COLLEGE FOOTBALL WATCH GRID, Week 6: Believe in weird stuff

It’s college football season. We can pretend we only wanna watch good games, or we can face facts.

As always, the Watch Grid sorts your Saturday into three watchability columns. And as always, watchability is not strictly about game quality, team quality or quality of any kind. These things matter, though, I guess.

This is a really great Saturday, with three games that could’ve each served as a worthy headliner, plus plenty of other interesting stuff. This is despite Alabama-Texas A&M, the offseason’s most anticipated conference game, shaping up to be an expensive dud.

And if nothing else, Notre Dame might lose its second game in a row. See? There’s something here for everyone to enjoy.

Thursday, Oct. 7 and Friday, Oct. 8 college football schedule

This is without question a weeknight college football schedule.

Saturday, Oct. 9 college football schedule

Stream live college football games every week this season from conferences across the country on ESPN+.

SICKOS GAME OF THE WEEK

Yes, UConn-UMass is in the middle column, even though it’s unlikely you have access to its broadcast. Here we have a battle between the two worst winless teams in FBS, something that typically only happens a couple times per decade. Savor the history.

But I’m going with Alabama-Texas A&M, a game everyone swore would be really big this year. The Aggies ranked No. 6 in the preseason AP Top 25 a year after murmuring that they deserved a playoff spot. In May, A&M coach Jimbo Fisher did a viral by replying to a fan’s question about finally beating Alabama by saying, “We’re going to beat his ass.”

Folks, if there’s one thing Jimbo knows, it’s cash!

Nick Saban looked delighted to be handed a little bit of Bulletin Board Material, the kind of thing Bama usually has to manufacture in-house because nobody is crazy enough to actually talk trash about the Tide.

Saban, already 24-0 against his former assistants, looks to run it up further against his former offensive coordinator Fisher. And this game is in the most dangerous possible schedule slot for the A&M coach, who’s already lost two games he wasn’t supposed to lose. The plan was not to go from No. 6 and “beat his ass” to .500 by mid-October, with Auburn, Ole Miss, and LSU still ahead.

Or A&M could win! Now how sicko would that be?

The actual most important game of the week

A host of options! I’m less interested in what the AP poll and College GameDay say right now, and more interested in the long-term forecast.

If Iowa beats Penn State, the Hawkeyes’ path to the playoff is … uh … relatively easy. A victorious PSU would still have a tough road, but would at least be in great shape for a really nice bowl. I wouldn’t advise watching this game until the final five minutes, because it’s likely to be 7,000 punts until all the rules of football suddenly collapse.

The Red River Rootin’-Tootin’ Royal Rumble Revival promises similar prizes for the winner, though Texas has already spent its one freebie loss for the year.

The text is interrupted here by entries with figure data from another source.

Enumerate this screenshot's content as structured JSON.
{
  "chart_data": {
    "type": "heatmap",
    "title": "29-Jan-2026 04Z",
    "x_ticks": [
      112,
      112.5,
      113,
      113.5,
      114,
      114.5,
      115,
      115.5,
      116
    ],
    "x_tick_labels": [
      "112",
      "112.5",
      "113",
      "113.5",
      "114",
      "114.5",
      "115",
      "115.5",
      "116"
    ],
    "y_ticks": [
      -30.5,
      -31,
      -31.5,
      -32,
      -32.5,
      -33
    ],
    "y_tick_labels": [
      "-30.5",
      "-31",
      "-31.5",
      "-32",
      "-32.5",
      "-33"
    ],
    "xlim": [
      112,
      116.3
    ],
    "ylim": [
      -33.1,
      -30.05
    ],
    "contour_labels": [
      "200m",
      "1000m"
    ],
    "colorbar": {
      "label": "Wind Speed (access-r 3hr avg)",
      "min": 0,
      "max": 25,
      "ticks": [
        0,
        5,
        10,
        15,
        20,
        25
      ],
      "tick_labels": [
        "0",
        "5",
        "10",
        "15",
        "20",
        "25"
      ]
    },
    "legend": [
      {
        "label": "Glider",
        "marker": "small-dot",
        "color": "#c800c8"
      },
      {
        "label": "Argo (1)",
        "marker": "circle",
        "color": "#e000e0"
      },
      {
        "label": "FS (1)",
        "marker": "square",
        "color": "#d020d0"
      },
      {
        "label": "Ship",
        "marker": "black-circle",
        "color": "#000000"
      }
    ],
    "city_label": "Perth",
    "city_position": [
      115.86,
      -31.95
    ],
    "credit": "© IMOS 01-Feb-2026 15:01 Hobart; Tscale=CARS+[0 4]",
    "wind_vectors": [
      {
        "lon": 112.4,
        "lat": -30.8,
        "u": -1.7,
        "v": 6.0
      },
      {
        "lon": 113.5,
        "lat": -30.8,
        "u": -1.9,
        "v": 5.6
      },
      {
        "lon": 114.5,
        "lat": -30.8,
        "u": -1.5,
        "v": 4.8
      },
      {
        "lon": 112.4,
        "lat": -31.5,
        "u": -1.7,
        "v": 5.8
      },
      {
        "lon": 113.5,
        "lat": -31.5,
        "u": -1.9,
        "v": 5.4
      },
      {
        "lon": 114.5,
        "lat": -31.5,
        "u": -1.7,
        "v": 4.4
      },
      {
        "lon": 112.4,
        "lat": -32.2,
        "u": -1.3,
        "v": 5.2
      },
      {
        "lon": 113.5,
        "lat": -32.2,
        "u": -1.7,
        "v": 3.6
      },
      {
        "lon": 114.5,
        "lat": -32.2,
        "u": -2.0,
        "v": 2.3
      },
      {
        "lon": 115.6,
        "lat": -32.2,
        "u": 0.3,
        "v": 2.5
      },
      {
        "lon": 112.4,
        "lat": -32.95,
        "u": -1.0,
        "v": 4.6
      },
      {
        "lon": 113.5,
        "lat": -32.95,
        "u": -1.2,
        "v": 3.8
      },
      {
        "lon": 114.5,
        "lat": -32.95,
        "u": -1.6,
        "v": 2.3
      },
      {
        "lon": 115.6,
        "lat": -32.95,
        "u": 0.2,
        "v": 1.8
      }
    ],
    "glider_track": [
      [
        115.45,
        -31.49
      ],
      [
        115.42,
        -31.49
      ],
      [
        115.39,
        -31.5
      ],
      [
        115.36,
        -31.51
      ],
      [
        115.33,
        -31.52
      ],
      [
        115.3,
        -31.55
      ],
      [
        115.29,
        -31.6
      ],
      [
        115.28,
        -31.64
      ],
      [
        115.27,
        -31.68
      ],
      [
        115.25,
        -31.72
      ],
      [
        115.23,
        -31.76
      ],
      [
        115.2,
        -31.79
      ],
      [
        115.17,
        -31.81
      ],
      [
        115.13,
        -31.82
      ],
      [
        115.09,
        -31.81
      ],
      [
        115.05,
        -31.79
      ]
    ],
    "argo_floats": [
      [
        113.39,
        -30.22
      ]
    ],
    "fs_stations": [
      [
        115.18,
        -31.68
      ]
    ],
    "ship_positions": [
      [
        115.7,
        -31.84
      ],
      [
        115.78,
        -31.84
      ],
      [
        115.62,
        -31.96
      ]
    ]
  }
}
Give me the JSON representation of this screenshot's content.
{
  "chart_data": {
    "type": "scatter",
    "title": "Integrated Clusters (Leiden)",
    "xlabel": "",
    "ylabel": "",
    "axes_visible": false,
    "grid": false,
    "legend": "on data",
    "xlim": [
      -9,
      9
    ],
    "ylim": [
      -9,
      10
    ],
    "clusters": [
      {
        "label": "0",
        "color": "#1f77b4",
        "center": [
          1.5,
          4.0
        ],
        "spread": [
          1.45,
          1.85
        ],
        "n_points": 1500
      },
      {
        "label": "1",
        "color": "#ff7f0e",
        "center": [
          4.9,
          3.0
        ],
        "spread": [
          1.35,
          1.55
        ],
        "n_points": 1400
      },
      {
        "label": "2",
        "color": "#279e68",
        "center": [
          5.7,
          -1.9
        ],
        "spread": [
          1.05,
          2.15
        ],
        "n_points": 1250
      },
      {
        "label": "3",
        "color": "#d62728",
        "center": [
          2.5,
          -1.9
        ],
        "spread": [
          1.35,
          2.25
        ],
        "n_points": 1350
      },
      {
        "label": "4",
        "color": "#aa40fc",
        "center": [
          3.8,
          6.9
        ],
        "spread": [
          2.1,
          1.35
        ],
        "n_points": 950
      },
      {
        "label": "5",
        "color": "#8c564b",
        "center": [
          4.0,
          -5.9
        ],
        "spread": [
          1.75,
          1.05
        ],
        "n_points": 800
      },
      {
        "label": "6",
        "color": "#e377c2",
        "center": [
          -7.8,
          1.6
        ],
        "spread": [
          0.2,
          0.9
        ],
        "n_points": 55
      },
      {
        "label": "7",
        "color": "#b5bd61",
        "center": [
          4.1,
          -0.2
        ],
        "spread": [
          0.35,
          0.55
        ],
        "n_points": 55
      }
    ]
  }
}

And let’s not overlook Michigan-Nebraska, where Jim Harbaugh appears to have finally put some things together, but would be hooted at and/or hollered at if he were to lose to Scott Frost, despite the weird fact that Nebraska is kinda decent this year.

But keep some eyes on Georgia-Auburn, for two reasons. First, if haywire dangerman Bo Nix can’t score on UGA’s defense, then can anybody? These Dawgs call to mind some of Saban’s old defenses, the ones that were fortresses against all offenses that made sense, but could spring leaks against opponents that just went out there and did weird stuff, and nobody does weird stuff quite like Nix’s Auburn. If not even a Weird Stuff team can move the ball against UGA, we might have something all-time special here. The second reason: the game’s at Auburn, college football’s most notorious factory of weird stuff.

Basically, UGA-Auburn matters because there are not many chances left for teams to figure how to attack the Dawgs. The winner of Penn State-Iowa will have a great chance at a Big Ten title, but the reward might just be … having to face Georgia. Or Alabama.